Reputation: 3062
I wrote a custom spider to recursively scape pages of a website and store the details of each crawl in my postgres database:
class MySpider(scrapy.Spider):
name = 'my_spider'
def __init__(self):
self.start_urls = ['http://www.example.com']
def parse(self, response):
yield scrapy.request(self.start_urls[0], callback=self.parse_page)
def parse_page(self, response):
with transaction.manager:
crawl = Crawl()
crawl.url = response.request.url
crawl.response_body = response.body
Session.add(crawl)
Session.flush()
if len(response.css('.pager-next')) == 1:
# build url for the next page to crawl
# ...
yield scrapy.Request(url=full_url, callback=self.parse_page)
The problem is that I want to get back a list of ids for the crawls that were added to the database, which another function can use.
def scrape_website():
process = CrawlerProcess()
process.crawl(MySpider)
process.start() # <-- how to return crawl ids?
parse_crawls(crawl_ids)
Any ideas?
Upvotes: 0
Views: 652
Reputation: 5181
You should use the Item Pipeline to store your data in Postgresql
Look at pipelines.py
example from this article
import psycopg2
from scrapy_example_com.items import *
class ScrapyExampleComPipeline(object):
def __init__(self):
self.connection = psycopg2.connect(host='localhost', database='scrapy_example_com', user='postgres')

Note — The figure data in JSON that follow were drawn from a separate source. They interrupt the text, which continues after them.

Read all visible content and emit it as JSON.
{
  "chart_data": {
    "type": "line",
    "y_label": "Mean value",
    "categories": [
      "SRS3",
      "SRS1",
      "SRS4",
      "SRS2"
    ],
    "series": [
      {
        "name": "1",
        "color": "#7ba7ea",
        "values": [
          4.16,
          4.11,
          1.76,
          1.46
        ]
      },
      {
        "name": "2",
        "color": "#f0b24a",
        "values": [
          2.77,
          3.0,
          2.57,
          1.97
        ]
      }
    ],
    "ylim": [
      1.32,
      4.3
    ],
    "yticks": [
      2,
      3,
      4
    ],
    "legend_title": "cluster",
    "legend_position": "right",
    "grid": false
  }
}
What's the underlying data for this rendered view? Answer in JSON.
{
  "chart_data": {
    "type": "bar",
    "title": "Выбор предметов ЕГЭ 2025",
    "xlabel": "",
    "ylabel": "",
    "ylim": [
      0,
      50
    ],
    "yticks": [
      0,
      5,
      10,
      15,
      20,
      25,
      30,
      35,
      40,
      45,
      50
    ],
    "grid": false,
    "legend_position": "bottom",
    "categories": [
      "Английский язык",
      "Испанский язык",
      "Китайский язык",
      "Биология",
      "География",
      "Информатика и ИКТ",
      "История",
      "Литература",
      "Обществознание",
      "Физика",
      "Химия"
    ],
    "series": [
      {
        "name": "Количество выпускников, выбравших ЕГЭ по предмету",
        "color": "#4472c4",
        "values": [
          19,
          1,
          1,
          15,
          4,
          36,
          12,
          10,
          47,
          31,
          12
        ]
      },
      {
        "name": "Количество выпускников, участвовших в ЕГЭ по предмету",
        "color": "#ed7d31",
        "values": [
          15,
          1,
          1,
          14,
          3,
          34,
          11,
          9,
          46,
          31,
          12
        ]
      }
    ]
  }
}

self.cursor = self.connection.cursor()
def process_item(self, item, spider):
# check item type to decide which table to insert
try:
if type(item) is CustomerItem:
self.cursor.execute("""INSERT INTO customers (id, firstname, lastname, phone, created_at, updated_at, state) VALUES(%s, %s, %s, %s, %s, %s, %s)""", (item.get('id'), item.get('firstname'), item.get('lastname'), item.get('phone'), item.get('created_at'), item.get('updated_at'), item.get('state'), ))
elif type(item) is CategoryItem:
self.cursor.execute("""INSERT INTO categories (id, name) VALUES(%s, %s)""", (item.get('id'), item.get('code'), ))
self.connection.commit()
self.cursor.fetchall()
except psycopg2.DatabaseError, e:
print "Error: %s" % e
return item
And don't forget to update your settings.py
ITEM_PIPELINES = {
'scrapy_taskeme.pipelines.ScrapyExampleComPipeline': 300
}
Upvotes: 1